К тому же, мистер Розен всегда жил над своим заведением. Сперва его жилье состояло из двух комнат на Грэнд-стрит, теперь из двух этажей и восемнадцати комнат на Пятой авеню. Затем он переедет в новый, более роскошный дом, строящийся в центре Манхеттена. Там у него будет три этажа, двадцать четыре комнаты и великолепный вид на город. Когда христианин богатеет благодаря своему заведению или чужому, он переезжает как можно быстрее. Поднимается вверх по Гудзону, покупает тысячу акров и сорок комнат, выписывает из Англии садовников и грумов. Мистер Розен нет. Он исповедовал идеи Фаггеров, Каботов, ранних Ротшильдов. Жил над своим заведением и имел к обеду много самого лучшего шампанского.

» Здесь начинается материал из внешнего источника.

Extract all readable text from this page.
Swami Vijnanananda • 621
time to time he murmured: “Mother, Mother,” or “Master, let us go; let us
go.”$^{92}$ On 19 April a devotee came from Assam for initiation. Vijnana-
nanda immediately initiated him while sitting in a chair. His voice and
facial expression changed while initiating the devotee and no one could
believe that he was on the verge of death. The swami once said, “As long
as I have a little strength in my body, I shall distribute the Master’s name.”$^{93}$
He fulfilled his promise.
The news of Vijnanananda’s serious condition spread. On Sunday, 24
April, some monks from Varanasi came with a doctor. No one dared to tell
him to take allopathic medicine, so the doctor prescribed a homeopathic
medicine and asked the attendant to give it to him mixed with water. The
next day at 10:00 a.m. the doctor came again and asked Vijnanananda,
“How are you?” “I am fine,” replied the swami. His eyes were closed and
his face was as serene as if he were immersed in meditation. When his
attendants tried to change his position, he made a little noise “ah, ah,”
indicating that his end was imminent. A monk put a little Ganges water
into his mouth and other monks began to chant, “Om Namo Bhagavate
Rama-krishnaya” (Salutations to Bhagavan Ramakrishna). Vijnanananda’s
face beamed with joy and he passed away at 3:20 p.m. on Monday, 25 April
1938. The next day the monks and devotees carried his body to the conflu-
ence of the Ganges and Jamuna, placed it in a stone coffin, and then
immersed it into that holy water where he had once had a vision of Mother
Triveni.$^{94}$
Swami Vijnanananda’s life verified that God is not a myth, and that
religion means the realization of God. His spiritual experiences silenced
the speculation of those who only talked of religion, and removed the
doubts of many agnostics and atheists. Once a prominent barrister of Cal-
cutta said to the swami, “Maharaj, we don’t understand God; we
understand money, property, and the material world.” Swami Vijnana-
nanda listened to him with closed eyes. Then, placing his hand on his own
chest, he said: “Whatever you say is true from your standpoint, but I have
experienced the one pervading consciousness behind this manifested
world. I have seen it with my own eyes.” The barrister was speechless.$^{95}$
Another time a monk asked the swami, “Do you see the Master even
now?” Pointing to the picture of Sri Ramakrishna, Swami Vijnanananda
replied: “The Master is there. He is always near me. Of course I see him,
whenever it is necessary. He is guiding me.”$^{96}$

«Штейн и Розен» стал одним из самых фешенебельных и дорогих магазинов в стране, и его победоносное продвижение в центр Манхеттена вскоре должно было завершиться в новом великолепном здании. Авторы светских романов заставляли своих персонажей говорить о нем: Рита (или Лейла, или Шейла) с изящной темноволосой головой «и сильными загорелыми руками» идет по улице, думая о Брюсе и о том, как пристально художник Хилари смотрел на нее «раскосыми, почти восточными глазами», и вдруг видит, как Дженифер Деламар входит в магазин «Штейн и Розен».
При таком успехе мистер Розен быстро расцвел. К его упитанности прибавился румянец. Он весь лоснился и расхаживал взад-вперед легкой, энергичной походкой, напоминая прекрасного призового быка. Эта дородная, пышная плоть отнюдь не выглядела несообразной во французской элегантности магазина, в окружении дымчатых шелков: тонкие ткани вполне могли бы исходить из этого упитанного тела подобно эктоплазме. И светские дамы, делавшие покупки в магазине «Штейн и Розен», должно быть, испытывали восхитительное чувство уюта и таинственности, глядя на него, поскольку смуглое, улыбающееся лицо, с превосходными крупными жемчужными зубами и толстым носом, с широкими, мясистыми, волосатыми ноздрями придавали ему сходство с восточным волшебником. Им казалось, что в этой обстановке неистощимой роскоши ему стоит лишь хлопнуть в пухлые, розовые ладоши, и тут же появится вереница рабов, несущих на голове кипы драгоценных тканей.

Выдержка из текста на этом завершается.